William was a summer analyst at J.P. Morgan and received a full-time offer following his internship. He studied History, Politics and Economics at UCL.

1. Why did you choose to apply to J.P. Morgan over other banks?

When I was looking for internships and attending different employers’ presentations, each of them spoke about their fantastic cultures. However, when it comes to JP Morgan, the culture there really is special. This is something I realised during the application process, and even more so during my internship. Very few other organisations have the same global reach, reputation, and commitment to training young people that JP Morgan has. Moreover, right from the outset of my internship I was made to feel a part of the team and giving meaningful work to do, particularly as the internship progressed.

2. What do you think helped you stand out from the crowd in the application process?

Nowadays, I think it is very important to have previous work experience when applying for internships. I was fortunate enough to have done a few internships before applying across different areas, some of which were relevant or similar to banking. Having previous work experience, especially relevant experience, allows you to be far more confident in the interview and far more competent in dealing with any technical questions that might be thrown at you; I have found that no amount of textbook work gives you as solid of an understanding of financial basics than does doing it day-in day-out for real.

3. What sort of tasks were you given as an intern?

I interned in the UK & Ireland Corporate Sales team, so a lot of my work involved putting together presentations and slides for my colleagues and clients outside the bank. In addition to that, I also worked on a variety of other projects, ranging from quantitative excel work to industry and client research.

4. What did you enjoy most about your internship? What did you find most challenging?

Like I mentioned earlier, I really enjoyed being able to work on meaningful and engaging projects; when I was stuck into to a challenging piece of work, the hours seemed to genuinely fly by! I think what was most challenging was the fact that I had to juggle multiple projects at once. At university, I was able to work on various essays and projects one at a time and towards concrete deadlines. However, during my internships, the nature of my work was more fluid and ad hoc. Fortunately, the ability to juggle multiple projects is something you quickly pick up as the internship progresses!

5. What are the 3 biggest challenges facing European financial markets over the next 5 years?

The biggest one, in my opinion, is of course Brexit. At the time of writing, we still don’t know exactly what the outcome will be, which creates uncertainty for both British firms and international firms with significant business in the UK.

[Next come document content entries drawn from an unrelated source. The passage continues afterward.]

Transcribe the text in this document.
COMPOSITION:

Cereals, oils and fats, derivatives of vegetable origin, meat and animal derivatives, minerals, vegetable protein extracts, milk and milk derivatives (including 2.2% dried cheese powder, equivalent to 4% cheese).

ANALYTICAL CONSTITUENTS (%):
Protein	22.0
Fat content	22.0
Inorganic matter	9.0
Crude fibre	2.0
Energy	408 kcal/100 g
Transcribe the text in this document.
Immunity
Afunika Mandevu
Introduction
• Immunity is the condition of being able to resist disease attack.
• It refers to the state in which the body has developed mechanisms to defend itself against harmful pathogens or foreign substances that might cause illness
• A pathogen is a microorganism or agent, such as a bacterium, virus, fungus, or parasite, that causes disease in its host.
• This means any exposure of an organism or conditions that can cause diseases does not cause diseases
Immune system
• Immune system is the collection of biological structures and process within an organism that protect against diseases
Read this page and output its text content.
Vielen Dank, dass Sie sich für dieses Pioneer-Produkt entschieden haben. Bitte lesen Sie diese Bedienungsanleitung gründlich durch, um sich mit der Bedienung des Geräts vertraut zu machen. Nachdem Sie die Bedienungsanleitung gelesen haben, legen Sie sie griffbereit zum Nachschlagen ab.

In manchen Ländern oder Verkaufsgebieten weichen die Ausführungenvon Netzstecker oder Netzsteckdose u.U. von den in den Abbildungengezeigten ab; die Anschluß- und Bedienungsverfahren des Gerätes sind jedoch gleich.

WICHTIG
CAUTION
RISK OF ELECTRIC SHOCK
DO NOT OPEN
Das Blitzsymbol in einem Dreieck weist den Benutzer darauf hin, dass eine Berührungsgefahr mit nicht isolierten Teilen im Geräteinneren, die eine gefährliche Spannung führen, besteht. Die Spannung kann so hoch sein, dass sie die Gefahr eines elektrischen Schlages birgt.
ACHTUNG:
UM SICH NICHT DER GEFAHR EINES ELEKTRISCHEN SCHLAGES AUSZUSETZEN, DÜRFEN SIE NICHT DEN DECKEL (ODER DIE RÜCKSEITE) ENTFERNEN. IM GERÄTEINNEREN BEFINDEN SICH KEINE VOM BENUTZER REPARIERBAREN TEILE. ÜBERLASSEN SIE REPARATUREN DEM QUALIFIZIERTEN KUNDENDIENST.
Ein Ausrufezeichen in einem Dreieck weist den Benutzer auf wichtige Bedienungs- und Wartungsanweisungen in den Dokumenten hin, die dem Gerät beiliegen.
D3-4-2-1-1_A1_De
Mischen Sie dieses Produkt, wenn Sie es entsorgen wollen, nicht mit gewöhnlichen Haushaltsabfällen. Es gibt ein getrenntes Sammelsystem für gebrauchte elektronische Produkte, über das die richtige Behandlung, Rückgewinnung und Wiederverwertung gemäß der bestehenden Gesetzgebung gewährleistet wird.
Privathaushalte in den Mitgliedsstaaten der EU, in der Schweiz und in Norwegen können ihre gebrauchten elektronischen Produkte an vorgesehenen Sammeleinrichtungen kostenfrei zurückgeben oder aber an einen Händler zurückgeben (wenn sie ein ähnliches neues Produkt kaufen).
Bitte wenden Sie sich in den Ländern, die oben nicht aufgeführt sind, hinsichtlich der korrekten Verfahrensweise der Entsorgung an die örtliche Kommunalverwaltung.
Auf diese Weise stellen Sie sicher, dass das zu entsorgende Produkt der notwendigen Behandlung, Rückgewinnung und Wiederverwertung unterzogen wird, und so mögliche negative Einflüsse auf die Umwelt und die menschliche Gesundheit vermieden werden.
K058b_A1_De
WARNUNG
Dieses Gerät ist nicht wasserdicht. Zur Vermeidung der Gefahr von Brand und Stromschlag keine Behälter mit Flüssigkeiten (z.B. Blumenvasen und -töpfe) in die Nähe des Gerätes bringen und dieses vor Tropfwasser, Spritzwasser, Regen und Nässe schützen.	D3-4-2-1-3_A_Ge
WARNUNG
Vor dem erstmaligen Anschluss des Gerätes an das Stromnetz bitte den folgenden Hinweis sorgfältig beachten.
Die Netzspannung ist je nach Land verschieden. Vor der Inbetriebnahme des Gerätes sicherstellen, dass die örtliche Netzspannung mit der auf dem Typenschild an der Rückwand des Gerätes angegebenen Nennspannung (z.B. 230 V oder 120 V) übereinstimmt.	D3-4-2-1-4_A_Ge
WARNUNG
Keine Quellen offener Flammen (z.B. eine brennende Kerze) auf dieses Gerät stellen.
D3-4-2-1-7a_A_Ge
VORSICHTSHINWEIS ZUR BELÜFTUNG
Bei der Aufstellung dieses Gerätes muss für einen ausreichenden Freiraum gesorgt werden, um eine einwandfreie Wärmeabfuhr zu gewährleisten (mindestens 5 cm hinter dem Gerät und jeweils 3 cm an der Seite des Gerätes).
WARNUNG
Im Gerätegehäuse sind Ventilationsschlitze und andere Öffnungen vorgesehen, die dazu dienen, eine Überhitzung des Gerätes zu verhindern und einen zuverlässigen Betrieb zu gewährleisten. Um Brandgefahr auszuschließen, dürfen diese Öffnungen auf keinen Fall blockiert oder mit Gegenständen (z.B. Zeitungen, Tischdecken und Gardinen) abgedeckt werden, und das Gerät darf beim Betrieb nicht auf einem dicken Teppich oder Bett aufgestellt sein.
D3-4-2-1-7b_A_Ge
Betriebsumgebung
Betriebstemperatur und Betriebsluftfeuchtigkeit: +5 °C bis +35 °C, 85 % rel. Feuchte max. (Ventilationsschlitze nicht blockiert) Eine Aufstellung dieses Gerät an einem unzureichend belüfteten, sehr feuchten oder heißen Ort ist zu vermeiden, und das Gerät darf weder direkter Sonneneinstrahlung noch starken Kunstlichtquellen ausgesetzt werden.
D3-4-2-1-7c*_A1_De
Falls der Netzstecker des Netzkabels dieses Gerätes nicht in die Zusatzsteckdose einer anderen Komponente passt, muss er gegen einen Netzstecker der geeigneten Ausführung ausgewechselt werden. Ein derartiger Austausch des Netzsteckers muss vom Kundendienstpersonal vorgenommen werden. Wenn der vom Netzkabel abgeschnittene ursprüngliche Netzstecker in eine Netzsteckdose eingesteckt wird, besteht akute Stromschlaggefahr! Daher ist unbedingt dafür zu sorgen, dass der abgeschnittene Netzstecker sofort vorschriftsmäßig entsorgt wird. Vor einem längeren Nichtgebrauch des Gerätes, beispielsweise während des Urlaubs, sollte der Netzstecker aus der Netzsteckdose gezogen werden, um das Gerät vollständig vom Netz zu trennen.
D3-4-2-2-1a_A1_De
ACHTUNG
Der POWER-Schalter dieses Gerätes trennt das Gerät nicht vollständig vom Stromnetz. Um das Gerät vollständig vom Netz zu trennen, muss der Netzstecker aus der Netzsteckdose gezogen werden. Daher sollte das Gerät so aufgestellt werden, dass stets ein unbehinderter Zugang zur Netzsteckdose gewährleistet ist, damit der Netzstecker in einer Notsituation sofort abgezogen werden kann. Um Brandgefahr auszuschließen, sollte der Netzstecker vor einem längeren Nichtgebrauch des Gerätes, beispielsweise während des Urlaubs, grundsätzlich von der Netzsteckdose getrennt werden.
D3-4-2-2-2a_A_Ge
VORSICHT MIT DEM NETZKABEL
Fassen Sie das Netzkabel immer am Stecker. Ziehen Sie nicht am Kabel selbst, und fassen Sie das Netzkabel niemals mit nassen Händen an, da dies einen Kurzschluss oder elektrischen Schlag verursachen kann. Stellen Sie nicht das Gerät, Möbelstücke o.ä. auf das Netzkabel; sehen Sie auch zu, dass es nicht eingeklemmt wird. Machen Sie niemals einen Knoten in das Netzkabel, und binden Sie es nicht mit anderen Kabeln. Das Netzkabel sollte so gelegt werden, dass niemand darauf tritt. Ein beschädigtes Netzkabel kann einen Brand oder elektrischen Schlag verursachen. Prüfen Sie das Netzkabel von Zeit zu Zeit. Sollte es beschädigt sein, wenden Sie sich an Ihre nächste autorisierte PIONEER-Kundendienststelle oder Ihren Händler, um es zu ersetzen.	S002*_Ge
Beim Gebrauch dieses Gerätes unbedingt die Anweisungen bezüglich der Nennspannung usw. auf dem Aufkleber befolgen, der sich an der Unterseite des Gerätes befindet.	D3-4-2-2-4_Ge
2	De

Beyond Brexit, I think that increasing international protectionism and further fracturing of the EU present additional potential challenges.

6.  What’s your top piece of advice for prospective applicants?

 My best pieces of advice would be to take your time crafting a good application, and to practice practice practice when it comes to the interview stage! To me, the best way to overcome interview nerves was to practice any chance I could, be it with societies in university of with my friends in similar situations. Back to the first piece, its very important that your application is well-written and free of errors; it is vital that you make a good first impression!

7. Would you rather fight one horse-sized duck, or 100 duck-sized horses?

It would have to be one horse-sized duck! I wouldn’t have a chance against 100 duck-sized horses; I’d be swarmed in seconds. I’d much prefer coming up against the larger opponent and being able to duck and dodge!